The founders of a Vancouver-based group fighting for a safe supply of heroin, cocaine, and methamphetamine have launched a petition to the federal government.
Launched by the Drug User Liberation Front (DULF), the Change.org petition calls on the Canadian government to approve an exemption for a compassion club model to supply safer drugs to people who use drugs. The exemption is endorsed by Vancouver City Council, which unanimously approved the motion in September.
The petition is also launched on behalf of the Vancouver Area Network of Drug Users (VANDU), another Downtown Eastside-based group that advocates for a solution to the drug toxicity crisis.
"The DULF Compassion Club is an innovative project that aims to reduce overdose-related deaths by introducing regulation into the illicit drug market and providing a consistent supply of substances that are [labelled] with the contents and potency," explains the petition.
DULF and VANDU have also submitted a Substance Use and Addictions Program (SUAP) application to procure funding for a compassion club pilot called the DULF Fulfillment Centre and Compassion Club Pilot.

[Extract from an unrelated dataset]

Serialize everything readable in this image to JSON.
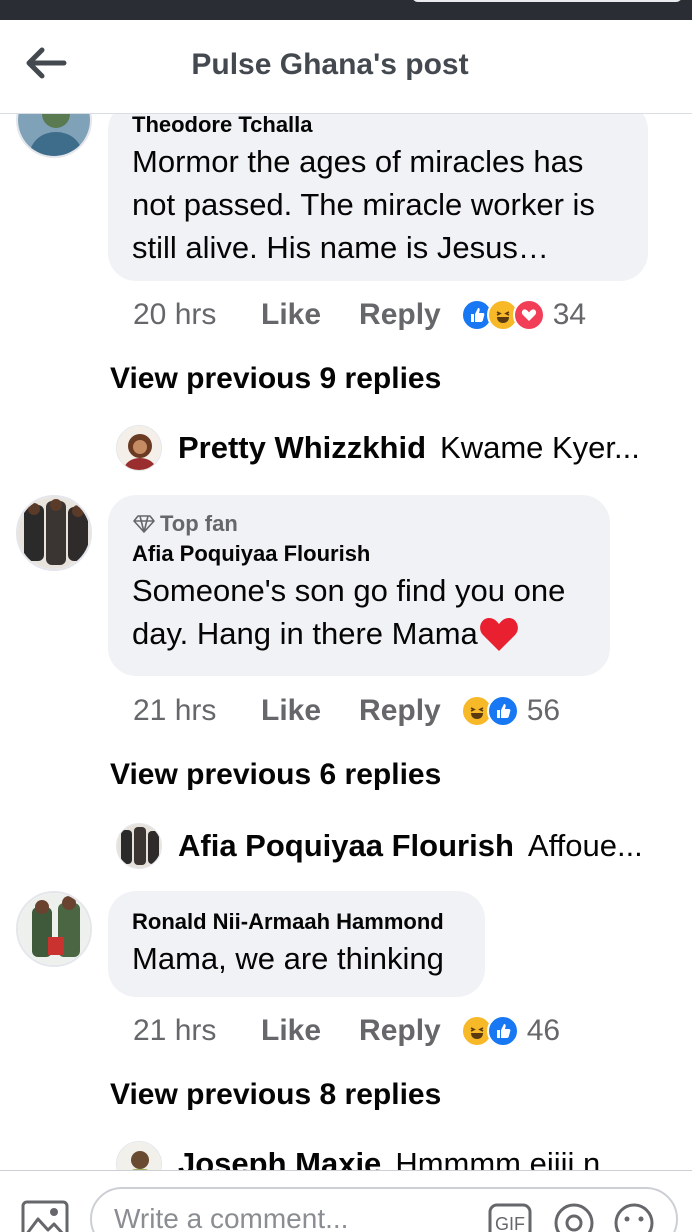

To date, DULF says it has handed out over 100 grams of drugs that were tested via "FTIR spectrometry and immunoassay" to ensure they are free from "fentanyl, fentanyl analogues, benzodiazepines, and other harmful adulterants." According to the group's internal data, there have been zero overdoses, "fatal or otherwise," from people using its tested supply.
"Our project has high potential to demonstrate that the current rate of drug overdose death can be substantially reduced by providing compassion club members direct access to heroin, cocaine, and methamphetamine—all with predictable and [labelled] content," reads the SUAP application.
DULF is asking for $268,947 from Health Canada for a 15-month pilot, as well as additional in-kind support provided by Dr. Thomas Kerr, Division of Social Medicine, UBC. There will also be a donated amount of $145,000.
DULF and VANDU are asking Health Canada, the Federal Minister of Health, and other parties to grant the exemption request and approve the SUAP application.
"This would be a clear indicator that a response to the overdose crisis is being taken seriously and that the Canadian government cares about the lives and futures of people who use drugs, and that honour their Charter rights to life, liberty, security, and equality," states the petition.
As of this writing, nearly 900 people have signed the petition.
Heroin, cocaine, and methamphetamine compassion clubs in Vancouver
DULF co-founder Jeremy Kalicum told Vancouver Is Awesome in a previous interview that the organization wants to obtain drugs legally but hasn't been able to without the exemption from the federal government.
Fair Price Pharma, a Canadian non-profit pharma company, can supply DULF with injectable pharmaceutical heroin. The company is led by Dr. Perry Kendall, B.C.'s first medical health officer, who has been corresponding with the organization regularly.
For now, Fair Price Pharma can only supply heroin. Kalicum said that there are other companies that supply cocaine but DULF hasn't reached out to them yet.
Over the past year, DULF has distributed drugs at events aimed at demonstrating the life-saving potential of legalizing drugs.
In the past 25 years, more than 12,632 British Columbians have died of illicit drug overdoses. That’s equal to the population of the city of Terrace.
Since the 2016 emergency declaration, some 7,000 have died.
By January, an average of 5.3 people were dying daily.
B.C.'s chief coroner Lisa Lapointe said overdose is the fourth highest cause of death in the province with the average age of death being 43.